The model sees the specific error on each retry, so the second attempt is not a blind re-try: the model knows what was wrong and can correct it.

Structured Output Self-Correction Loop

This is powered by StructuredOutputValidationAdvisor, a recursive advisor that is auto-registered when you call validateSchema(). You do not have to wire anything; the switch is the entire configuration.

Streaming is not supported when validateSchema() is active. The advisor needs the complete response to validate it.

Customizing the Advisor

StructuredOutputValidationAdvisor defaults to 3 retry attempts and uses Spring AI’s default JsonMapper. To customize — for example, more attempts, a pre-supplied schema, or a different mapper — build your own instance and register it on the ChatClient. An explicitly registered advisor replaces the auto-registered one:

var validationAdvisor = StructuredOutputValidationAdvisor.builder()
    .outputType(ActorsFilms.class)
    .maxRepeatAttempts(5)
    .build();

ChatClient chatClient = ChatClient.builder(chatModel)
    .defaultAdvisors(validationAdvisor)
    .build();

The advisor can be configured via outputType (schema derived automatically) or outputJsonSchema (a pre-supplied schema string); the two options are mutually exclusive.

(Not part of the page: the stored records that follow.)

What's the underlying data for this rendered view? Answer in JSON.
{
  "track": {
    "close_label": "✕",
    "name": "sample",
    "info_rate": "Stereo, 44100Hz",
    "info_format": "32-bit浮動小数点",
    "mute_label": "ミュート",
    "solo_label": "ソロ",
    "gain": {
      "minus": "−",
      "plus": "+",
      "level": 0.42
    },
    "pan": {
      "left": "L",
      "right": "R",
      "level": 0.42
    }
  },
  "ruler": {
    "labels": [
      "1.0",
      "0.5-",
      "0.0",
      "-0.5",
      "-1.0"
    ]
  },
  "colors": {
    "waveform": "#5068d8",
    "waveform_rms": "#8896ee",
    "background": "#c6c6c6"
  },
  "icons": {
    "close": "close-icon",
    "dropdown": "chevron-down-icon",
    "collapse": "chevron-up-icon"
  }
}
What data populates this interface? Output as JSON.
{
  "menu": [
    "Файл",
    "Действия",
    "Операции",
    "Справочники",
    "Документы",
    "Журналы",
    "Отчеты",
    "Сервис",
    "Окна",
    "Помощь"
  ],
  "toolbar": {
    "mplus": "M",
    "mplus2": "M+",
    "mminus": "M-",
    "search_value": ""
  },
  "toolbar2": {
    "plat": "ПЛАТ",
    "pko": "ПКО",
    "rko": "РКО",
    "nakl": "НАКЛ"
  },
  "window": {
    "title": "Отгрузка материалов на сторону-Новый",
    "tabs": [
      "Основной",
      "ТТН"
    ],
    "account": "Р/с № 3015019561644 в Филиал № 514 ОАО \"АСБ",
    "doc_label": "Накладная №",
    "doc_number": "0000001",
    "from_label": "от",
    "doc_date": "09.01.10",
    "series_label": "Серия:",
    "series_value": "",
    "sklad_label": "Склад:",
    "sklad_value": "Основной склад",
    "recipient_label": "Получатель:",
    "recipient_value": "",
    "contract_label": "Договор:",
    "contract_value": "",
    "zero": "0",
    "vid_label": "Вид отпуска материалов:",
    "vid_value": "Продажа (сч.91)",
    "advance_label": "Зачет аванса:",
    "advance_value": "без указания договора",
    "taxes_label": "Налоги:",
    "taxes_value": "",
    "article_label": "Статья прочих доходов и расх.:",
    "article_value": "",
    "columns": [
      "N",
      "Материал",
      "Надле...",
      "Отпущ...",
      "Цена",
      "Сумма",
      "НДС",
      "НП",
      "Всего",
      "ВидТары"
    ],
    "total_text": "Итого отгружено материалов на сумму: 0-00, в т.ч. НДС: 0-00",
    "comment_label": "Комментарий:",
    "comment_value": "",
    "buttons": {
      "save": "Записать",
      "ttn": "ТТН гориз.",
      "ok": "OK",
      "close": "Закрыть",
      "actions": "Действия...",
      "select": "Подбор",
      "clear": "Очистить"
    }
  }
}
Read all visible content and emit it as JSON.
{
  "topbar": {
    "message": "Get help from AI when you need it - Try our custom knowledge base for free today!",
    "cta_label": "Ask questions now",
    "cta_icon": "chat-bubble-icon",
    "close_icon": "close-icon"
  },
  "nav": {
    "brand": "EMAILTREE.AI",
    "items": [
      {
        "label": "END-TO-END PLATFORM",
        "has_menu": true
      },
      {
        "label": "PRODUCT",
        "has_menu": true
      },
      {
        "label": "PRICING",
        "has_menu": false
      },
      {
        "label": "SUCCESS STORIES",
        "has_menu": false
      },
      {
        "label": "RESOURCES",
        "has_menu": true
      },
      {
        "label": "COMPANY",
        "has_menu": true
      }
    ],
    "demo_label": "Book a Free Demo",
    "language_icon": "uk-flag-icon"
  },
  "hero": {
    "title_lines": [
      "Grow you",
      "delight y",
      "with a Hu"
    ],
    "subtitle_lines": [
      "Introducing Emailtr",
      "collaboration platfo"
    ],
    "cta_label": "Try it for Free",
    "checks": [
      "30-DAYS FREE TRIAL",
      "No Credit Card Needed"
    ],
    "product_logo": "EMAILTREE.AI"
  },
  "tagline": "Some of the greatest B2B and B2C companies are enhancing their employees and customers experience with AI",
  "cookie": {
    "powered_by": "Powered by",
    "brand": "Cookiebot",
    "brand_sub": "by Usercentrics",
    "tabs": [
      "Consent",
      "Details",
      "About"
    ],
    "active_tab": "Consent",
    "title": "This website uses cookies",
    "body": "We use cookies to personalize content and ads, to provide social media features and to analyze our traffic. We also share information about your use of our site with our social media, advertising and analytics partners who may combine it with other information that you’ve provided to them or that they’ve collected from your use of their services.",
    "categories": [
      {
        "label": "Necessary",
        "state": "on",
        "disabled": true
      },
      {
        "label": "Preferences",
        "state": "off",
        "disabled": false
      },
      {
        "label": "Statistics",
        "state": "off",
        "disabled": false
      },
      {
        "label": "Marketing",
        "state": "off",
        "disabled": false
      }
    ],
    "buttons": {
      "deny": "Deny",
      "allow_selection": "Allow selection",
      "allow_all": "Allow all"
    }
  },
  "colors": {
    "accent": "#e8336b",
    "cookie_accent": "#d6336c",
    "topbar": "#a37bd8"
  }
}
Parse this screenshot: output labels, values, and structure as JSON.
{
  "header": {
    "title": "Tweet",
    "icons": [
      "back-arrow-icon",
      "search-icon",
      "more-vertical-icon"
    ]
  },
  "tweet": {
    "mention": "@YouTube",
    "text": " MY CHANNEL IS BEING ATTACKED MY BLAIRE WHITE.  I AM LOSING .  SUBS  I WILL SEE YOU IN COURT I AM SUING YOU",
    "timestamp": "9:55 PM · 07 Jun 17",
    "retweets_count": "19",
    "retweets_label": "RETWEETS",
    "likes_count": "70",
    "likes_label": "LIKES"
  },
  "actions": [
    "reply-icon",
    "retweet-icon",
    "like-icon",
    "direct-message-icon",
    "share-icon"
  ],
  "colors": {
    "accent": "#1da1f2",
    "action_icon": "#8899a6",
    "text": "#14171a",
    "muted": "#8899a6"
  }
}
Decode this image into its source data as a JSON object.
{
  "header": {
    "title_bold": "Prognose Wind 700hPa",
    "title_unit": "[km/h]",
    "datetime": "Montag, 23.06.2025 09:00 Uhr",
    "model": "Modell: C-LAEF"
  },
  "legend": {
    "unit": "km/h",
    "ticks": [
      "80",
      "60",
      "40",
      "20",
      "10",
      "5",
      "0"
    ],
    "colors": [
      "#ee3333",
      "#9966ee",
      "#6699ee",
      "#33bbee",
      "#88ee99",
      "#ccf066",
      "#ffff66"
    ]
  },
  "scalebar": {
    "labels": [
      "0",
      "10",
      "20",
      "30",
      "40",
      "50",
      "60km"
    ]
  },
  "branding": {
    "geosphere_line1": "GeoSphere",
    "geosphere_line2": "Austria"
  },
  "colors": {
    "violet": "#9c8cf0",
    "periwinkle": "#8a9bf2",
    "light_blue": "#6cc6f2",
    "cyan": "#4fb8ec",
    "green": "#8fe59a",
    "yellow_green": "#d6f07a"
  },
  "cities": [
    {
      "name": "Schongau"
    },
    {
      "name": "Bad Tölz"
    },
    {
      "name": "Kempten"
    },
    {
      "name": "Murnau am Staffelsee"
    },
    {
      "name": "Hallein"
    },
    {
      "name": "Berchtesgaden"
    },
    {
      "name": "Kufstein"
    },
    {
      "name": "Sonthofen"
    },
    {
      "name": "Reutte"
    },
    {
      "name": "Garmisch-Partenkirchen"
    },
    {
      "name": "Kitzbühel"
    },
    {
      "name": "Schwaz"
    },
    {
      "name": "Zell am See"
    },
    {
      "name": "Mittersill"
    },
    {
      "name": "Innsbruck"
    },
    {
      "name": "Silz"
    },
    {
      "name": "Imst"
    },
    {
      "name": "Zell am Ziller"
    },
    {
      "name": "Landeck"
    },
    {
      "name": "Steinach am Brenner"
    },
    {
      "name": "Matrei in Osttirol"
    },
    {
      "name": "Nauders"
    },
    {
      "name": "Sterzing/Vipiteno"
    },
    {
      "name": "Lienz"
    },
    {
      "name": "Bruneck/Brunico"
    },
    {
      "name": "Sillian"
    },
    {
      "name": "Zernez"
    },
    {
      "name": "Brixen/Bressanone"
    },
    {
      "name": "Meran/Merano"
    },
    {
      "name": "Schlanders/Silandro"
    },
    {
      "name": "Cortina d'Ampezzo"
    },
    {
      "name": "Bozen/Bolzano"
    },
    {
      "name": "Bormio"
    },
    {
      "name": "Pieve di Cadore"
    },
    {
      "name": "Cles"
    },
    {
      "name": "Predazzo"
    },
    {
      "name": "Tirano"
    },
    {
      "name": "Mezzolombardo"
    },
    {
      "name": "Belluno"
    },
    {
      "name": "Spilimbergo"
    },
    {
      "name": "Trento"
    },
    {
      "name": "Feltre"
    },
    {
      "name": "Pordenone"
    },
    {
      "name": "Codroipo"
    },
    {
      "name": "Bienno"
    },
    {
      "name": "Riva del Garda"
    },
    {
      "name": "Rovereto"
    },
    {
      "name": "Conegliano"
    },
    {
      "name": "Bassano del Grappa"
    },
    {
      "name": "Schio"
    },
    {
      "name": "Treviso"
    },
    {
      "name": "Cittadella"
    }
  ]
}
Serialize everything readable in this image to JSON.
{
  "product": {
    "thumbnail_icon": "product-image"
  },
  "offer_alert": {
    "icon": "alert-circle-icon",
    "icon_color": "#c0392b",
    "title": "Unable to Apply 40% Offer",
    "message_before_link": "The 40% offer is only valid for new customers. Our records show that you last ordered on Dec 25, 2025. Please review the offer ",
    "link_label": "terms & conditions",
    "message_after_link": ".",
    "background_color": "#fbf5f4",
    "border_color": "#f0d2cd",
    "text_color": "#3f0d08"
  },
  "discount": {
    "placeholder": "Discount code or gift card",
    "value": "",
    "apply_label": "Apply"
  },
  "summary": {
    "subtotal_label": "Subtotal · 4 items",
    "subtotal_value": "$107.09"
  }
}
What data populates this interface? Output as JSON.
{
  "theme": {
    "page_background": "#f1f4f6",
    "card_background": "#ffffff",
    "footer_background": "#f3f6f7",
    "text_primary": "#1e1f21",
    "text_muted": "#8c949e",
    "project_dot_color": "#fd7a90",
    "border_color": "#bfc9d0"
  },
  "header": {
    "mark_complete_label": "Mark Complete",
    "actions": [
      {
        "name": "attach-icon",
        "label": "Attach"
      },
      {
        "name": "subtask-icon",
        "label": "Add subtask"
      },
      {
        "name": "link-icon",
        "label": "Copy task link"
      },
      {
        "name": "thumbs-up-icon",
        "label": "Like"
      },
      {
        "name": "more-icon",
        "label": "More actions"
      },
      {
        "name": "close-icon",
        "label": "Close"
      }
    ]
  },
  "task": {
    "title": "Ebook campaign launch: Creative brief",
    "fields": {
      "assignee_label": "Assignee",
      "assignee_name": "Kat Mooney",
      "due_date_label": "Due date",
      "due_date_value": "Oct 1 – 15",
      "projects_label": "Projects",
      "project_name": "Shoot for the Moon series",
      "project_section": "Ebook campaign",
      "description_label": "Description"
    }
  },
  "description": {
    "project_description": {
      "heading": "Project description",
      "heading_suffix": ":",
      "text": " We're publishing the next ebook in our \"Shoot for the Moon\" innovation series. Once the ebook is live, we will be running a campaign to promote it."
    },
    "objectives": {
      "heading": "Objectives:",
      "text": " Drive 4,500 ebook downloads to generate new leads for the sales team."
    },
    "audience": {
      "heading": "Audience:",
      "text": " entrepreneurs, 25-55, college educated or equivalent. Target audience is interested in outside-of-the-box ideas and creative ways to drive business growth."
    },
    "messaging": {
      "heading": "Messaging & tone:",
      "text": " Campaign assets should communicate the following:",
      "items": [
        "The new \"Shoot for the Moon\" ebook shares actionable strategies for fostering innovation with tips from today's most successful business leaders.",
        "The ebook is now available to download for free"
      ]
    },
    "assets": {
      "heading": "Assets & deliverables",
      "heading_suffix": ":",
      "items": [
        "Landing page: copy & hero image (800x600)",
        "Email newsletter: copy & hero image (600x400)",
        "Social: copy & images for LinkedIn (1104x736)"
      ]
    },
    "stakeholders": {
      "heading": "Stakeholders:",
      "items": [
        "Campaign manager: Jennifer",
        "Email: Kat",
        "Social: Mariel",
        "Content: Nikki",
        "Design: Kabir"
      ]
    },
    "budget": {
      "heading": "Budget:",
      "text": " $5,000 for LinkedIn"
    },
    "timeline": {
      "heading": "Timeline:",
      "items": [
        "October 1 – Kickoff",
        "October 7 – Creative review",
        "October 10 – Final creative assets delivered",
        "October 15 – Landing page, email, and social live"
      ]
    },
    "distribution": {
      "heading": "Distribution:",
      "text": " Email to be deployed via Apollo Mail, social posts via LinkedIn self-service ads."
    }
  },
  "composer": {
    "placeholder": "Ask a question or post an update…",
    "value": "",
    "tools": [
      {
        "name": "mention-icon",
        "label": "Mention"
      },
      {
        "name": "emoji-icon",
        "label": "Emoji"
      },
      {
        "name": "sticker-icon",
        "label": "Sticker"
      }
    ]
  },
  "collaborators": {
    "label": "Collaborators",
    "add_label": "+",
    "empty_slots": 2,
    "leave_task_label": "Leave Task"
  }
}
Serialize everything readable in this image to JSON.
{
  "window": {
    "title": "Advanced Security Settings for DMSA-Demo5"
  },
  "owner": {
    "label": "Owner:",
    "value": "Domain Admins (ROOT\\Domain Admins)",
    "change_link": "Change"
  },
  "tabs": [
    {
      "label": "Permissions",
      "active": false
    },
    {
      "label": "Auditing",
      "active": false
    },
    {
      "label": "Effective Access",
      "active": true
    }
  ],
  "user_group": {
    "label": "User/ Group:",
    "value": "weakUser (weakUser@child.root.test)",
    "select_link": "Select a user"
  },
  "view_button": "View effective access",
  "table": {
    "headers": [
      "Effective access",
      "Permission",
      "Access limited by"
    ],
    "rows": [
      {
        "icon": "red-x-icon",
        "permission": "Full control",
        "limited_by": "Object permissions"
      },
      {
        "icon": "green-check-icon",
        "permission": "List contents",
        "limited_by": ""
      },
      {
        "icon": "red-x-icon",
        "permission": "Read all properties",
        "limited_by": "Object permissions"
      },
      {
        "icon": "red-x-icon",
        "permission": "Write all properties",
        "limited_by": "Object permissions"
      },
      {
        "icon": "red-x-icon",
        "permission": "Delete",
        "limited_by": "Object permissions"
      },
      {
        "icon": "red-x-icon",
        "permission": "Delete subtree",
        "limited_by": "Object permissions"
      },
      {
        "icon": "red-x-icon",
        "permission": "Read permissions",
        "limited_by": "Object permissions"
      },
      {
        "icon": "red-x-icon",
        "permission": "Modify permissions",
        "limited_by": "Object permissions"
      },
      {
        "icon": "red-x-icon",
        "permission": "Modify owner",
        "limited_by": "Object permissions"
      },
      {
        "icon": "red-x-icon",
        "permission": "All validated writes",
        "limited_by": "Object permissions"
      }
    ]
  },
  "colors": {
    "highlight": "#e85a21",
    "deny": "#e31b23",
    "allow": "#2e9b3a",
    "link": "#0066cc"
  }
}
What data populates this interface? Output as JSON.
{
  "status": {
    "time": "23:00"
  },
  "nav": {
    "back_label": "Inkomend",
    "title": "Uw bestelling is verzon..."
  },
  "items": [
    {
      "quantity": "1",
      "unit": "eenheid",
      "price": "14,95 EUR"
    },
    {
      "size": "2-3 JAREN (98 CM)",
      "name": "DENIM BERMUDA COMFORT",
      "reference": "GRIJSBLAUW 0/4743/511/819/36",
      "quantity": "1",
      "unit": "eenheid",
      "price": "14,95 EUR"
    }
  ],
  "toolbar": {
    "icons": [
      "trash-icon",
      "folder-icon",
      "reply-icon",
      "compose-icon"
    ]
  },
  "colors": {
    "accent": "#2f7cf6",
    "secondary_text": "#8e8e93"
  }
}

var validationAdvisor = StructuredOutputValidationAdvisor.builder()
    .outputJsonSchema(myConverter.getJsonSchema())
    .build();

Key behaviors:

  • Derives a JSON schema from the expected output type, or accepts a pre-supplied schema string.

  • Validates the LLM response against the schema using JSON Schema DRAFT_2020_12.

  • Retries the call when validation fails (default: up to 3 attempts).

  • Augments the prompt with the validation error message on retry attempts to help the model self-correct.

  • Accumulates token usage across every validation attempt, so the returned ChatResponse reports the cumulative usage of all retries rather than only the final attempt (see Cumulative Usage Across Multi-Step Flows).

  • Optionally supports a custom JsonMapper.

For details on the recursive-advisor mechanics behind this advisor, see StructuredOutputValidationAdvisor.

Combining with Provider-Native Output

validateSchema() is a response-side safety net — it catches bad output after the fact and retries. useProviderStructuredOutput() is a complementary request-side constraint. The two compose naturally:

ActorsFilms films = chatClient.prompt()
    .user("Generate the filmography for a random actor.")
    .call()
    .entity(ActorsFilms.class, spec -> spec
        .useProviderStructuredOutput()
        .validateSchema());

This is especially useful for provider edge cases where native enforcement is only partial — for example, Ollama reasoning models that may emit a plain-text reasoning trace instead of JSON. See Known Limitations.